Tenaga Pastoral pada Keuskupan Erfurt – Jerman

Alumnus Philosophisch- Theologische Hochschule SVD St. Augustin, Jerman

 

Paham radikalisme dan intoleransi adalah sebuah persoalan yang kompleks dan diskursus tentangnya tidak hanya berhenti pada tataran agama maupun politik. Psikologi sebagai sebuah disiplin ilmu juga telah merambah masuk ke dalam ruang diskusi dengan mencoba membedah epidemi „kelainan“ beragama seperti terorisme dengan pisau klinisnya, dengan berusaha menempatkan pelaku entah sebagai personal maupun sebagai entitas sosial sebagai bagian dari sebuah proses „menjadi“. Tesis umum yang menjadi postulat dari telaah psikologis adalah: aksi teror seperti bom bunuh diri merupakan gangguan jiwa. Seperti yang kita ketahui, deretan aksi teror dan alur diskusi tentangnya tidak bisa dilepas-pisahkan dari idelogi sebuah agama. Lantas, apakah agama sungguh bisa menjadi terapi kuratif dan konseling prefentiv sebuah fanatisme yang adalah akar dari terorisme?

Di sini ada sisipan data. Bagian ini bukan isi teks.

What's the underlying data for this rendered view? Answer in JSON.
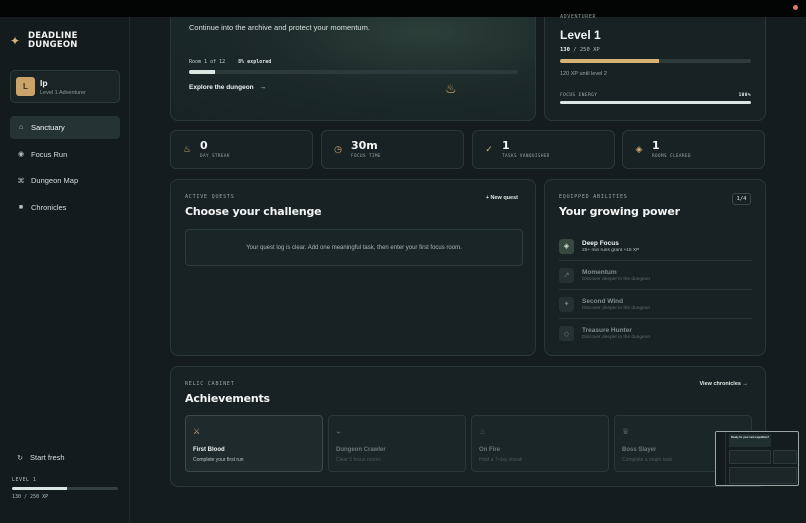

Merujuk pada kisah Paulus Rasul dalam kekristenan yang bertobat dari seorang fundamentalis, Pichlmeier menguraikan pledoinya, bahwa agama tidak dapat menyembuhkan seorang yang fanatik. Dari kisah Paulus yang adalah seorang intelek atau ahli hukum Taurat kita melihat bahwa agama - apalagi yang radikal - sama sekali tidak menyembuhkan seorang fanatik. Agama justru semakin memelihara subur benih-benih fanatisme dan radikalisme. (Andrea Pichlmeier, „Gott und der Fanatiker“: 2018). Sebelum pertobatannya, Paulus – sebelumya bernama Saulus – setelah mendapat perintah dari imam kepala, mengejar dan membunuh para pengikut Kristus.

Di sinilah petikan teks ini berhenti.